Reviving the recorder

    While other students spent their summers working long hours at jobs or internships, Evan Callaway ’12 spent his summer in a woodshop, building a giant contrabass recorder with his Monroe research grant. The project began as a joke when Callaway approached his History of Western Music professor and Early Music Ensemble director, professor Ruth Griffieon, to ask for ideas on how to use his grant, which gives Monroe Scholars $1,000 from the Roy R. Charles Center to pursue a project of their choice after freshman year.

    “She jokingly said, ‘Well, I think you should build a contrabass recorder,’” Callaway said. “Now, it was a joke, she didn’t mean it seriously — no one is crazy enough to do that ¬— but I decided to take up her little challenge, and the rest is history, I guess.”

    Callaway went on to discuss the different types of recorders, revealing his intimate and burgeoning passion for early music. He highlighted the rarity of the contrabass, which gained popularity in the Renaissance era but it is rarely built today due to the manufacturing difficulties and the lack of models.
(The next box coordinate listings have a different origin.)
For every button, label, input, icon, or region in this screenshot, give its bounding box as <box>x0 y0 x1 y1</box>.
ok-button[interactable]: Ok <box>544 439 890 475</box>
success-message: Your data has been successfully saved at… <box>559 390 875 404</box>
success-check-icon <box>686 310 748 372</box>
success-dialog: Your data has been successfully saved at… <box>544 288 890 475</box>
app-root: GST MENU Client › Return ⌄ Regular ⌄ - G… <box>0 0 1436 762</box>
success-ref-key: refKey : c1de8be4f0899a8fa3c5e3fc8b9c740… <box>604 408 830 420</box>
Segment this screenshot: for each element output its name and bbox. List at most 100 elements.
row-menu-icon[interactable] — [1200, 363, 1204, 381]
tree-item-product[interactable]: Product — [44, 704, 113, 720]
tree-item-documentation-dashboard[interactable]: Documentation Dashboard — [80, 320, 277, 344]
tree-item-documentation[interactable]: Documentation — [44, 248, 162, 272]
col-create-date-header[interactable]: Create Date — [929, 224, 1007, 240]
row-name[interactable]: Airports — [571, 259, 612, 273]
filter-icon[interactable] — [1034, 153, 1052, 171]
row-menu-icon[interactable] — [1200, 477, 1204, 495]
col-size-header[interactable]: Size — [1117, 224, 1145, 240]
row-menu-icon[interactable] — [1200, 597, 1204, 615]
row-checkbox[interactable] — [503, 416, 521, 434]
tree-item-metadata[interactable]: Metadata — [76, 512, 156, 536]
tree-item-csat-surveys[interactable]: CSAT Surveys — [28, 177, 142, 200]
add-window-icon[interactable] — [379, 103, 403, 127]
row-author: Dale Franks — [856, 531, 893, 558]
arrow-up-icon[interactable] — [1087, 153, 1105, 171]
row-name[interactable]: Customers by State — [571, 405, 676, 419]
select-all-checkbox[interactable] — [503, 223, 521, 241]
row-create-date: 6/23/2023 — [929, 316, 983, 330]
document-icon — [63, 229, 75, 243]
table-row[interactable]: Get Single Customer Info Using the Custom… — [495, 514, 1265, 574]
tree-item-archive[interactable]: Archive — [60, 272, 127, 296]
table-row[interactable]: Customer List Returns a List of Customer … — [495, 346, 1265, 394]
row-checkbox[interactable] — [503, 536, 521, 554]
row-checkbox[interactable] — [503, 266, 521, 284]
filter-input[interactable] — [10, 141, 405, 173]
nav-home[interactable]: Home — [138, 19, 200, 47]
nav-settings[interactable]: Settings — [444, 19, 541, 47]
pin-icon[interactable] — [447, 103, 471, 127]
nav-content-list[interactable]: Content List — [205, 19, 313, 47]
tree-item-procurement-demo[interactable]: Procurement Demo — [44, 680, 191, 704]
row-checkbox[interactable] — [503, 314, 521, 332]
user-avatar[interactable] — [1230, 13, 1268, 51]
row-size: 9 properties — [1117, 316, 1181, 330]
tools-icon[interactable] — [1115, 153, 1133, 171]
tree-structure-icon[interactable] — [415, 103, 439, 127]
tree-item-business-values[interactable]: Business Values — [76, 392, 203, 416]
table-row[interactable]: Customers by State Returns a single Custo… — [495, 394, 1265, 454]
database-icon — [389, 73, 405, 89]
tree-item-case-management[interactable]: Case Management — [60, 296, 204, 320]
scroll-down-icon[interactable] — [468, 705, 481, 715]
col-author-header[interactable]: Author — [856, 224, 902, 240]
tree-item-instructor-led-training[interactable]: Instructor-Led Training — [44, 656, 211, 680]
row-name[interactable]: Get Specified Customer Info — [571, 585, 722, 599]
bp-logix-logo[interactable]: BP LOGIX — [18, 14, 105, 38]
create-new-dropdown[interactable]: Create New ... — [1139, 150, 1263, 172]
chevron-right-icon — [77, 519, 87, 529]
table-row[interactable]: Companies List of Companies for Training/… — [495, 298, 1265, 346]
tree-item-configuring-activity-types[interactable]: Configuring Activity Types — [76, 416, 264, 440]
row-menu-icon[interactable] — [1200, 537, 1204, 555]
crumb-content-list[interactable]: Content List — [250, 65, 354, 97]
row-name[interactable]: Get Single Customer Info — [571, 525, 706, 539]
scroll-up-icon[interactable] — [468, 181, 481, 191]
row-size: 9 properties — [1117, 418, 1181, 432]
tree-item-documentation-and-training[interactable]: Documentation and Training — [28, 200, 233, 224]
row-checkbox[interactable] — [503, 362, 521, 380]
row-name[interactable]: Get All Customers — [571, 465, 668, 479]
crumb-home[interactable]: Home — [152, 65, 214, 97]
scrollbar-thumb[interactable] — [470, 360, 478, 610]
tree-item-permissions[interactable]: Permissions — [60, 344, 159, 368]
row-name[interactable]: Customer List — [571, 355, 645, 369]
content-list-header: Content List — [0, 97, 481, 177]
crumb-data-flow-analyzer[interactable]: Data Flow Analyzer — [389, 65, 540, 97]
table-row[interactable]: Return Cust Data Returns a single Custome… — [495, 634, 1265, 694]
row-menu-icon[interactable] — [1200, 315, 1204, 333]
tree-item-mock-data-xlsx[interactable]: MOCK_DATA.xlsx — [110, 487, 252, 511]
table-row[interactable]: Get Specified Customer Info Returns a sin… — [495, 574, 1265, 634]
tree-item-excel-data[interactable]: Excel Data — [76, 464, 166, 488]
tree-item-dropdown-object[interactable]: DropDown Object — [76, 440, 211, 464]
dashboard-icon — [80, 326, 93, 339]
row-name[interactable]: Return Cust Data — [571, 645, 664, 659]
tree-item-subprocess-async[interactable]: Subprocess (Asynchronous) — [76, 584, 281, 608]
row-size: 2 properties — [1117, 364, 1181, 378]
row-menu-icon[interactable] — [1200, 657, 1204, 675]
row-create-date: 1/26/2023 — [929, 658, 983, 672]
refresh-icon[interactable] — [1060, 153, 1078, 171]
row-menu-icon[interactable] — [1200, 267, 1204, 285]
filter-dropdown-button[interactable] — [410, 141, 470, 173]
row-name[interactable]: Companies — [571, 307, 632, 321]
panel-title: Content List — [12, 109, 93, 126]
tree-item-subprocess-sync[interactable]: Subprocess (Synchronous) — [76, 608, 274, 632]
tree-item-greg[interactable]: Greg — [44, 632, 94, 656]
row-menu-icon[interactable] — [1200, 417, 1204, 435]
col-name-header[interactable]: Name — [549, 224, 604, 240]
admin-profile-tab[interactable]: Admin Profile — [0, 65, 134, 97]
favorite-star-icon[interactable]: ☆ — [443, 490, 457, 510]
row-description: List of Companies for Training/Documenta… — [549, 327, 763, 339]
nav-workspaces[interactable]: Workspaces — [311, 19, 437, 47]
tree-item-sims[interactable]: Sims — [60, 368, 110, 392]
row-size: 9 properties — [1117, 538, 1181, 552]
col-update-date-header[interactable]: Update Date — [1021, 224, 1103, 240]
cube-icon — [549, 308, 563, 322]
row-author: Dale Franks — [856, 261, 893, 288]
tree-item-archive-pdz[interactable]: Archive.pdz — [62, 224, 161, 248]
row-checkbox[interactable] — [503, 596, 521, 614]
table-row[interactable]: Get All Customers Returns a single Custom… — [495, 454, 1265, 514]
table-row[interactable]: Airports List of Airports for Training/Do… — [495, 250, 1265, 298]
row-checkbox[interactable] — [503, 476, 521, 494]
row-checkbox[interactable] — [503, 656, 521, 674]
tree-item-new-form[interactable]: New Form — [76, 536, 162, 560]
The finished product stands at about 6’2’’ with the cap, only slightly taller than Callaway. The recorder is made of basswood, with a cedar insert in the mouthpiece.

    The scarcity of the contrabass made production tricky, but for Callaway that was all part of the game. He consulted professor Keith Griffieon, head of the physics department, and took detailed measurements of the College’s recorder and bass recorder. Everything had to be scaled up, but practical enough to actually play.
    The actual construction of the recorder posed a new challenge, as it was Callaway’s first try at woodworking outside of frame-type carpentry.

    “[It’s like] the first jump into the water off the Olympic high dive,” he said.

    To counter this, he built a test recorder out of PVC pipe before beginning the real thing. He constructed the contrabass in a friend’s machine shop, which houses metalworking equipment used to produce the titanium pieces in jet engines. The recorder’s complexity comes from the instrument’s conical center and the challenges of drilling large holes. Callaway consistently encountered new obstacles, such as the increasing price of drill bits, and decided to restructure his scheme. His project spanned the many weeks of summer, during which he would work every day for eight to 10 hours.

    “It was just a matter of I knew what I wanted the end product to be, but I just didn’t know how to get there, so we were just constantly just making up things along the way,” he said. “It was about 95 percent improvising.”

    Callaway first performed with the contrabass in the Early Music Ensemble in November, but he claimed the first rehearsal was still the most daunting.

    “The really scary moment was the first time that we played four recorders together in a little concert involving this one, because you don’t know if the tuning is going to be quite right,” he said. “I was pretty sure it was going to be right.”

    On its own, the contrabass sounds like a low, deep hum, but in conjunction with other recorders, it is quite powerful, creating a noise that is felt rather than heard.

    “[After a performance in the Sir. Christopher Wren Chapel] people came up to me and said that they could feel it through the floor of the Chapel,” he said.

    Although he’s completed one project, Callaway said he still wants to keep working with the recorder. He plans to improve the contrabass, which would require work at a recorder workshop in Boston in order to improve the design, and would like to develop a cutter that will cut the contrabass’ cylindrical bore in a single pass. Callaway made it clear that his plans for the recorder extend beyond a summer project. Modern contrabass prices range from $7,000 to $9,000, but in perfecting his mass-producing design, Callaway said he could sell them for much less.

    “I’m figuring if I could produce one of these every two and a half weeks once I get production going, and I sold them for, say, five or six thousand [dollars], bottoming out the market, I wouldn’t be doing too bad,” he said. “[I’ll do that] until everyone that wants one has bought one, and I’m left with a bunch of them and wondering to myself why I didn’t learn something useful in college.”

    All jokes aside, Callaway turned what was supposed to be a two-week project into a fervent, ambitious and ultimately fun endeavor. He has taken the contrabass, a passionate intellectual curiosity, and made it into something that could actually be marketable.

    “What better summer job could you have than building giant recorders?” he said.